Hadzi-Vasileva’s portrait busts made from feathered duck, pheasant and chicken heads are in a dialogue with the heads of stone angels and saints in the Cathedral that have been worn down by erosion or damaged by Cromwell’s soldiers. The Cathedral’s angels and gargoyles are already hybrid bodies: composites of human and bird or animal. Hadzi-Vasileva’s work highlights this uncanny hybridity.

When the Cathedral was built in the Middle Ages, people did not have our contemporary euphemisms and squeamishness about food. They reared, killed and butchered their own animals, and would have trapped and eaten the songbirds too. Partridges, storks, cranes and larks were amongst the many species of birds that were eaten. Peacocks and swans were often skinned and cooked and then presented with their original plumage put back in place.

Sing a song of sixpence
a pocket full of rye
four and twenty blackbirds
baked in a pie.

When the pie was opened
the birds began to sing.
Wasn’t that a dainty dish
to set before a king?

A 16th century Italian cookbook included a recipe for pies with live birds inside that flew out when the pies were cut open. These illusion foods were known as entremets or subtleties.

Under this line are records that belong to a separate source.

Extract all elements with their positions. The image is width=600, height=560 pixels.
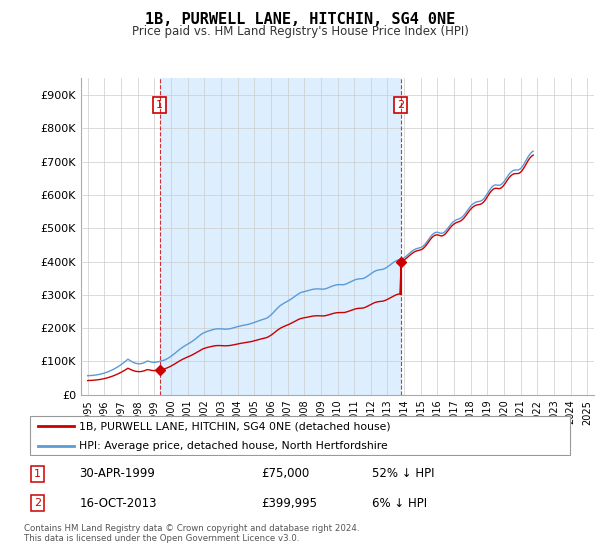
Text: 1B, PURWELL LANE, HITCHIN, SG4 0NE (detached house): 1B, PURWELL LANE, HITCHIN, SG4 0NE (deta… bbox=[79, 421, 391, 431]
Text: 6% ↓ HPI: 6% ↓ HPI bbox=[372, 497, 427, 510]
Text: 1B, PURWELL LANE, HITCHIN, SG4 0NE: 1B, PURWELL LANE, HITCHIN, SG4 0NE bbox=[145, 12, 455, 27]
Text: Price paid vs. HM Land Registry's House Price Index (HPI): Price paid vs. HM Land Registry's House … bbox=[131, 25, 469, 38]
Text: 2: 2 bbox=[34, 498, 41, 508]
Text: £399,995: £399,995 bbox=[262, 497, 317, 510]
Text: £75,000: £75,000 bbox=[262, 468, 310, 480]
Text: 2: 2 bbox=[397, 100, 404, 110]
Text: 1: 1 bbox=[34, 469, 41, 479]
Text: Contains HM Land Registry data © Crown copyright and database right 2024.
This d: Contains HM Land Registry data © Crown c… bbox=[24, 524, 359, 543]
Bar bbox=[160, 78, 401, 395]
Text: HPI: Average price, detached house, North Hertfordshire: HPI: Average price, detached house, Nort… bbox=[79, 441, 388, 451]
Text: 52% ↓ HPI: 52% ↓ HPI bbox=[372, 468, 434, 480]
Text: 30-APR-1999: 30-APR-1999 bbox=[79, 468, 155, 480]
Text: 16-OCT-2013: 16-OCT-2013 bbox=[79, 497, 157, 510]
Text: 1: 1 bbox=[156, 100, 163, 110]
FancyBboxPatch shape bbox=[29, 416, 571, 455]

Hadzi-Vasileva’s work skirts, but will not be pinned down to, any straight forward thematic reading. She evokes political topics such as animal welfare and ecological issues but she is not judgemental and does not explicitly engage a subject. She makes us aware of the discord between our attitudes towards the garden songbirds and our attitudes towards domesticated birds. Whilst we protect and preserve the songbirds, the chickens, ducks and pheasants are being exploited for food and sport. The difficulty she had in getting well-feathered heads for the project is evidence of the often appalling conditions in which many domesticated birds are kept. The abject birds are revalued in her work.

Her concern with craft and husbandry suggests pre-digital and pre-industrial eras, and ecologists’ current advocacy of the need for the reacquisition of old skills and life styles in a time of climate change. Her work questions the human control and structuring of the natural world. Hadzi-Vasileva’s work, however, is materials-led rather than concept-led. She allows the materials to unfold into their own potentiality rather than imposing an idea on the forms that the work takes.

The bird is a symbol of the soul. Like the angels, the birds are of the sphere of transcendence. ‘A thing of the field that loves the air between’, wrote the Gloucestershire poet and musician Ivor Gurney (Kavanagh, 1982: 206). Angels and birds are messengers from the divine to the human. Alongside the raw presence of offal in Hadzi-Vasileva’s work, birds, angels and song transcend. ‘That which is rejected is ploughed back for a renewal of life’ (Douglas, 1966: 167).

References
Bachelard, Gaston (1969) The Poetics of Space, Boston: Beacon Press.
Douglas, Mary (1966) Purity and Danger, London: Routledge and Kegan Paul.
Kavanagh, P.J. ed. (1982) Collected Poems of Ivor Gurney, Oxford: Oxford University Press.